In a full fledged version, distinct scopes must be used, for struct members, parameters and local variables. Members of these scopes only can collide with reserved names, and with names inside their own scope [iff case insensitivity is involved!]. Consequently all symbols must be checked individually, when the target language is known. To prevent excessive analysis, every symbol must reside in an appropriate scope, even struct and enum members. The parser should check for qualified names, i.e. follow "." and "->" references, to the appropriate symbol, and the qualified name of every symbol should be output into any textual representation.

It looks as a good idea to use prefixes, starting with a "$" for qualified names, followed by a list of scope identifiers, separated again by "$"s: ident ::= [ "$" { scope-id "$" } ] name.
where scope-id is any of:
globals: <none>
statics: <none> in file scope
enum-members: <none> - are all globals!
struct-members: <typeref>$name
parameters: <procref>["$0"]
locals:<procref>$<scope-number/list>
static-locals: <proc>$<scope-id>$<name>

It can be assumed that every visitor of the textual representation knows about the current scope, at least about the current procedure for parameters and local names. Care must be taken for structured types, where sub-scopes can occur just as in procedures!
Eventually a shortcut ("$$") can be used to identify names outside a local (proc) scope, and local symbols can be flagged with an scope identifier only.

Then it's up to the visitor, to maintain possibly different target-scopes (common to structs and procedures), with appropriate nesting. Within every target-scope, every unqualified name must be unique, and must not collide with a reserved word. It also must not hide used symbols in outer scopes! [For simplicity, it can be assumed that no case-sensitive name hides an name from an outer scope.]

The first solution is based on an AllSymbols list, which is initialized with all reserved words (of the target language) and all global symbols. Whenever a name is added to this table, a DupeCount is assigned to the added symbol (computed from FindFirst/FindNext), which later is used in the construction of the UniqueName of the symbol.
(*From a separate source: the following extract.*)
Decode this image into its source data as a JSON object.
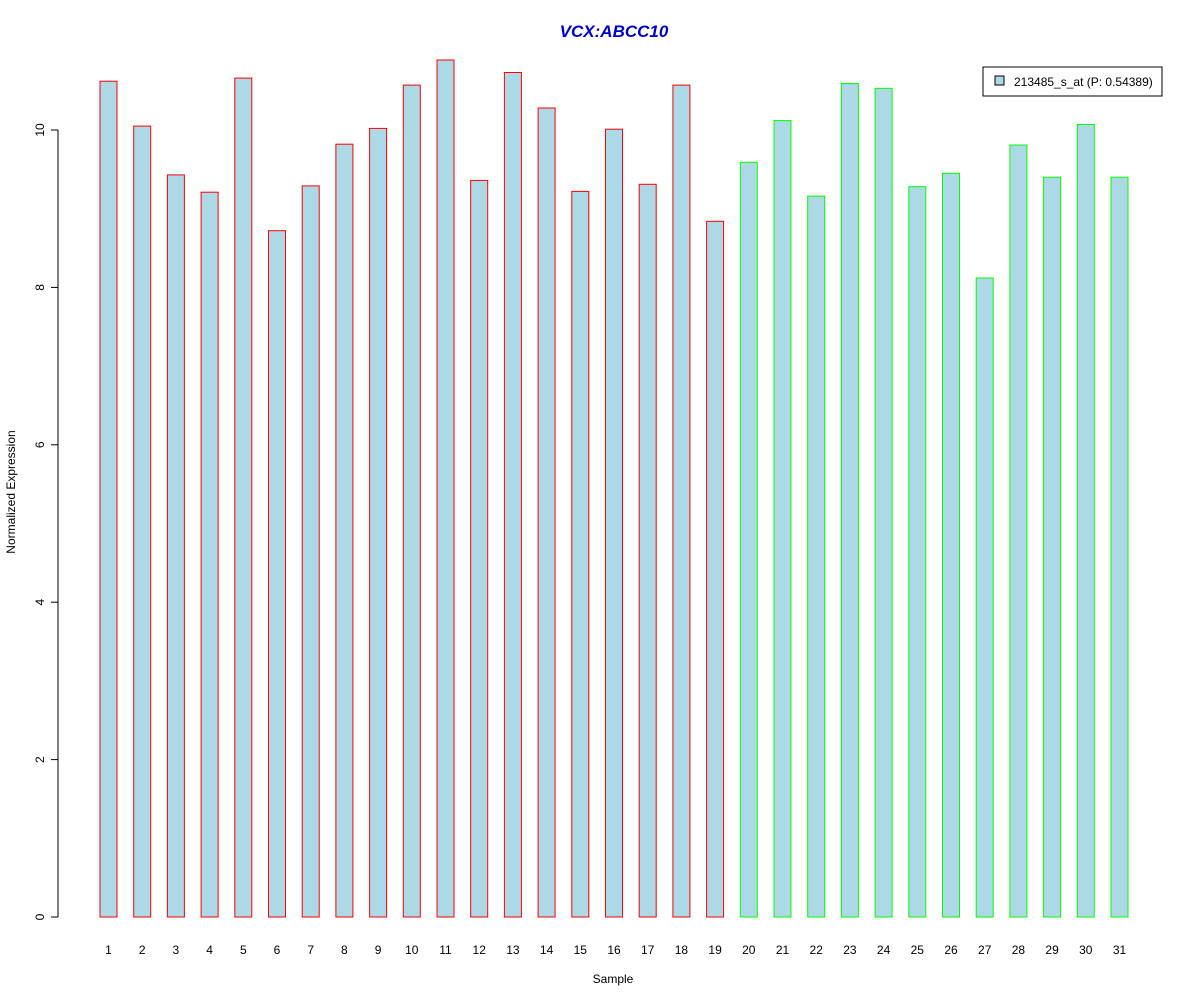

This procedure is okay for non-local symbols, i.e. not okay for struct members, parameters and local symbols in subroutines, residing in different scopes.

So weit - so gut ;-)

Next all struct members must be handled, but only when these conflict with reserved words. Otherwise unique member names are assumed. [C++: This will not hold for overloaded procedures, global or within classes].

Care must be taken to assign an DupeCount only once, to every symbol object, not whenever the list is modified later(?). The DupeCount depends on the target language, not on the source language!

In later steps all module (non-global) symbols are added, for the module to translate, and the local symbols for procedures to translate.

Local symbols need special considerations. Currently a procedure body is stored as a flat string list, with unrolled (but embedded) blocks. We can assume that only local symbols are defined within blocks, which can be removed on exit from an block. It must be assured that no external symbols prevent the removal of local symbols.

In a translation from C to Pascal, local symbols can be declared only on procedure level. Since variables in local blocks can have different types, a list of really all local variables is required. It were a good idea to have a flat list of all scopes, for the creation of such a list...

As a preliminary solution, all local variables are mangled into __<scope#>_<name>, so that they are all unique. The removal of the decoration can be handled later.